FDP und ödP starten Transparenzoffensive
„Jetzt brauchen wir eine intelligente Lösung, die der Stadt Aub strukturpolitisch hilft und trotzdem die Vorgaben der Landkreisordnung einhält“, so Stefan Wolfshörndl, Vorsitzender der SPD-Fraktion im Kreistag. Dabei räumt er ein, dass er auch kein Freund davon war, die Immobilie zu verschenken – aber im Hinblick auf die Situation in Aub brauchte es eine pragmatische Lösung.

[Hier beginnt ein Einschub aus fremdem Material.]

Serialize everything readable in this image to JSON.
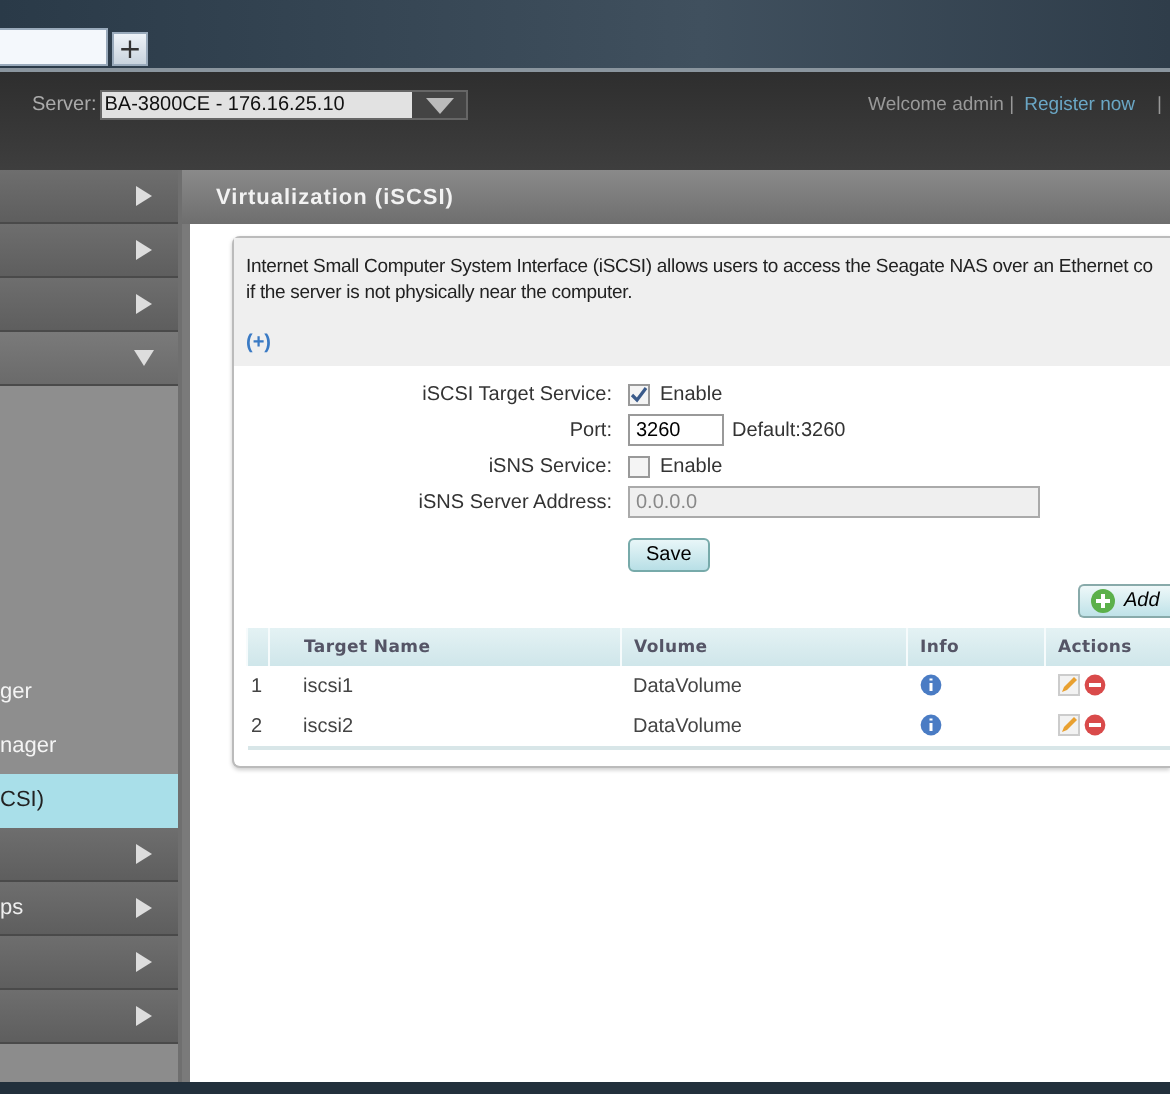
{
  "browser": {
    "new_tab": "+"
  },
  "header": {
    "server_label": "Server:",
    "server_value": "BA-3800CE - 176.16.25.10",
    "welcome": "Welcome admin |",
    "register": "Register now",
    "separator": "|"
  },
  "sidebar": {
    "items": [
      {
        "expanded": false
      },
      {
        "expanded": false
      },
      {
        "expanded": false
      },
      {
        "expanded": true,
        "children": [
          {
            "label": "ger",
            "selected": false
          },
          {
            "label": "nager",
            "selected": false
          },
          {
            "label": "CSI)",
            "selected": true
          }
        ]
      },
      {
        "expanded": false
      },
      {
        "label": "ps",
        "expanded": false
      },
      {
        "expanded": false
      },
      {
        "expanded": false
      }
    ]
  },
  "page": {
    "title": "Virtualization (iSCSI)",
    "description": [
      "Internet Small Computer System Interface (iSCSI) allows users to access the Seagate NAS over an Ethernet co",
      "if the server is not physically near the computer."
    ],
    "more_link": "(+)",
    "form": [
      {
        "kind": "checkbox",
        "label": "iSCSI Target Service:",
        "text": "Enable",
        "checked": true
      },
      {
        "kind": "text",
        "label": "Port:",
        "value": "3260",
        "hint": "Default:3260"
      },
      {
        "kind": "checkbox",
        "label": "iSNS Service:",
        "text": "Enable",
        "checked": false
      },
      {
        "kind": "address",
        "label": "iSNS Server Address:",
        "value": "0.0.0.0",
        "disabled": true
      }
    ],
    "save": "Save",
    "add": "Add",
    "table": {
      "columns": [
        "",
        "Target Name",
        "Volume",
        "Info",
        "Actions"
      ],
      "rows": [
        {
          "index": "1",
          "name": "iscsi1",
          "volume": "DataVolume"
        },
        {
          "index": "2",
          "name": "iscsi2",
          "volume": "DataVolume"
        }
      ]
    }
  }
}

„Das ehemalige Seniorenwohnheim in Aub kostet uns 70 000 Euro Unterhalt im Jahr“, sagt Christoph Trautner, Fraktionsvorsitzender der Grünen. „Deswegen müssen wir schnell eine Lösung finden.“ Ratlos ist er, wie diese aussehen kann. „Dann steht vielleicht der Abbruch an“, sagt er und verweist auf Ochsenfurt, wo das ehemalige Personalwohnheim der Main-Klinik nun der Abrissbirne zum Opfer fällt, weil es nicht rentabel ist.
„Wir wollen, dass alle Bieter fair und gleich behandelt werden“, sagt Kreisrat Wolfgang Kuhl (FDP). „Das sollte man sich bei einer erneuten Ausschreibung zu Herzen nehmen.“ Generell fordern Kuhl und Henneberger (ödp) einen anderen Umgang mit der Öffentlichkeit im Landkreis Würzburg. „Wir werden im Kreistag eine Transparenzoffensive starten, um verlorenes Vertrauen zurückzugewinnen“, so Henneberger. Auch die derzeit intensiv laufenden Planungen am Kreiskrankenhaus in Ochsenfurt wären besser in der Öffentlichkeit aufgehoben, kündigen Kuhl und Henneberger in einer Pressemitteilung an.